Let’s not beat around the bush here: let’s call this new technocracy exactly what it is: fascism. And let’s call the installation of these new unity governments in Greece and Italy exactly what it is: a coup. Fascism should not be allowed to hide under the cloak of dour pragmatism. Sadism should not be allowed to masquerade as realism. The old fascists of Italy were for the most part political imbeciles, but at least you could tell what they were from a single glance. That’s why the new Prime Minister of Italy should have to wear a gimp suit. Or at least crack a whip every time he says the word ‘austerità.’ Or, at the very least, pose menacingly with a glass of red wine and lowered eyebrows while an ugly cat purrs in his lap.

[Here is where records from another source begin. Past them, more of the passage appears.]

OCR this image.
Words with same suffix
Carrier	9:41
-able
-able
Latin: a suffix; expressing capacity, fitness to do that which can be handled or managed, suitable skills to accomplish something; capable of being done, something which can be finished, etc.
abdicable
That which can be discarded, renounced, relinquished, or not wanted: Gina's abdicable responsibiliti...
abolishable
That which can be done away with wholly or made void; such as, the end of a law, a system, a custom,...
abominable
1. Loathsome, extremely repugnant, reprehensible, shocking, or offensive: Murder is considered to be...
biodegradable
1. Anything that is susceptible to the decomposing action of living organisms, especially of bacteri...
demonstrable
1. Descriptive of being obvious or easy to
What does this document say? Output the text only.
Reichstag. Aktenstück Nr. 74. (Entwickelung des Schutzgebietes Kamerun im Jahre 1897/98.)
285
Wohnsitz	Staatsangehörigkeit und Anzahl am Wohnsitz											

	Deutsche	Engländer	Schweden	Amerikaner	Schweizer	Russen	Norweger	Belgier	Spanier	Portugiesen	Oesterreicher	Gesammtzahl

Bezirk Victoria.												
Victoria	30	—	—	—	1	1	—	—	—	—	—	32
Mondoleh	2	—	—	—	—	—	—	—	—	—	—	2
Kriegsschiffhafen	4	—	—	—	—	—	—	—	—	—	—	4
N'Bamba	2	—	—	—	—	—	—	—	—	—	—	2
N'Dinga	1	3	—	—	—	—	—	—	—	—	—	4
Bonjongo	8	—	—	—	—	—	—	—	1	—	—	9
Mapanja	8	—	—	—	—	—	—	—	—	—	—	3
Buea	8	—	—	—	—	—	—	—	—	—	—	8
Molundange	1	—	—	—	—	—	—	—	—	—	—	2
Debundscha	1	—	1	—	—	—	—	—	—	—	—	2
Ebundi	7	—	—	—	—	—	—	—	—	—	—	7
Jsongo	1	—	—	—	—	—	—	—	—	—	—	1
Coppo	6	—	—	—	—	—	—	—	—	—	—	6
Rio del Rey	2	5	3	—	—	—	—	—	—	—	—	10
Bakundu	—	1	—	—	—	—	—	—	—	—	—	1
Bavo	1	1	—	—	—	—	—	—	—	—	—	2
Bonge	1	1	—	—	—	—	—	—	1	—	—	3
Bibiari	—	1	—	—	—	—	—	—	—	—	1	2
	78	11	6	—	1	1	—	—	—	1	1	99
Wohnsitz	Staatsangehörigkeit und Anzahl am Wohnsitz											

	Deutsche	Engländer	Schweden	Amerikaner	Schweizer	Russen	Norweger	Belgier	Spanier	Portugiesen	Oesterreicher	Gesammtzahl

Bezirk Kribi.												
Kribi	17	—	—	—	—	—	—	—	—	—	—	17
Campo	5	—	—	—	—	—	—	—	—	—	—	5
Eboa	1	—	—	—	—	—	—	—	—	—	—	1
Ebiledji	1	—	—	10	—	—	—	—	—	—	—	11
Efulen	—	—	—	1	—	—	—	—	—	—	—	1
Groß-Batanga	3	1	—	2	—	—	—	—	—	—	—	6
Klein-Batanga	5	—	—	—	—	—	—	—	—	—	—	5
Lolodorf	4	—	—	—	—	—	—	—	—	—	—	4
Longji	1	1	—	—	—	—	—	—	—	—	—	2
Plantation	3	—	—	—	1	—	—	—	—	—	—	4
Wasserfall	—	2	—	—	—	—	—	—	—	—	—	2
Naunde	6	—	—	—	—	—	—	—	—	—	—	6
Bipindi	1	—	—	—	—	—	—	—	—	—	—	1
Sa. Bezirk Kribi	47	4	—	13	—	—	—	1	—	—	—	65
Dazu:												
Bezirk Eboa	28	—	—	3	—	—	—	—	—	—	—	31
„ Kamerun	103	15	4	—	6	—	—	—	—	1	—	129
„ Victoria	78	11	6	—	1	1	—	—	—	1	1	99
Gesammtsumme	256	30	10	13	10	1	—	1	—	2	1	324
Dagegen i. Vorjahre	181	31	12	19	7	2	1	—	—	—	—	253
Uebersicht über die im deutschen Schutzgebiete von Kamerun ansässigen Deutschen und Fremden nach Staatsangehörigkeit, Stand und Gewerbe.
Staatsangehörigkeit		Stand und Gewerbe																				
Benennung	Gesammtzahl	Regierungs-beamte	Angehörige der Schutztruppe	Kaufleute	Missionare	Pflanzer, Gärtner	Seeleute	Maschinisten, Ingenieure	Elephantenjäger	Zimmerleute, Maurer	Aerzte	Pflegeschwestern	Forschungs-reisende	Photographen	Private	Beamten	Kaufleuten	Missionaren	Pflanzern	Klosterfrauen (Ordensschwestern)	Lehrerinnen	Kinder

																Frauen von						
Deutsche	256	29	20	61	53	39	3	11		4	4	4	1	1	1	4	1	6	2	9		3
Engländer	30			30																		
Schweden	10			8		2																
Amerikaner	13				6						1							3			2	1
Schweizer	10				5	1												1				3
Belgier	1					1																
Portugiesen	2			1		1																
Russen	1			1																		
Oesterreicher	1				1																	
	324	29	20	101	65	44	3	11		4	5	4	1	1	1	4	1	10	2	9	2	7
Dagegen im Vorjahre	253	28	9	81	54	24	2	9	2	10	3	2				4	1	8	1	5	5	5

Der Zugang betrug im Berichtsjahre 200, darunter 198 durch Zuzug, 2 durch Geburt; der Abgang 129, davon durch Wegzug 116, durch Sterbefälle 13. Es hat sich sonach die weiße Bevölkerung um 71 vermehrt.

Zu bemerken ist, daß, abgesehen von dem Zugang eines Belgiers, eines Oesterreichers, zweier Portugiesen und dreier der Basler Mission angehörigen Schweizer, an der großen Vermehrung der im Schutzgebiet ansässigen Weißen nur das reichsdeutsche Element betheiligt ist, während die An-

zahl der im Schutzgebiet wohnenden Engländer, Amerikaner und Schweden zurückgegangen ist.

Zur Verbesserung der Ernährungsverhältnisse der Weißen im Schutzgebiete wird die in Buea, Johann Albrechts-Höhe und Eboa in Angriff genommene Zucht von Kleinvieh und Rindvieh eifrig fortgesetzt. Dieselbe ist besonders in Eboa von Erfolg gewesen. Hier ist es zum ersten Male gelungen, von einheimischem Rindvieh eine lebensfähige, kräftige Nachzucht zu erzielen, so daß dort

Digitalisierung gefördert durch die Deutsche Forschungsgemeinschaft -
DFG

In Disagreement, the philosopher Jacques Rancière draws an important distinction between la politique (politics) and le politique (the political). Le politique, or la police, is, as Douzinas puts it, ‘the process of argumentation and negotiation among the various parts of the social whole’ that ‘aims at (re)distributing benefits, rewards and positions without challenging the overall balance.’ Against the political stands politics proper, the politics of the masses: while Rancière is suspicious of the idea of a ‘pure’ politics, nonetheless politics is a disruptive force, a political subjectivity with the potential to overturn the social order. The dawn of the technocrats is the political stripped of any vestiges of politics. With the ascendancy of unelected technocrats like Monti and Papandreou, liberal democracy itself is consigned to the graveyard of ideologies. The parameters have already been set by diktat: austerity is the only solution and the order of the political has no need for politicians. In this, the new technocracy is curiously similar to Lenin’s vision of the post-revolutionary state as being involved in little more than accountancy and book-keeping, as outlined in State and Revolution. The difference is that Lenin retains politics through the armed mass of the people, which is to be the real medium of social change. Technocracy maintains no such balance. If the mechanism of government has been depoliticised, then it’s time for politics proper to make itself known.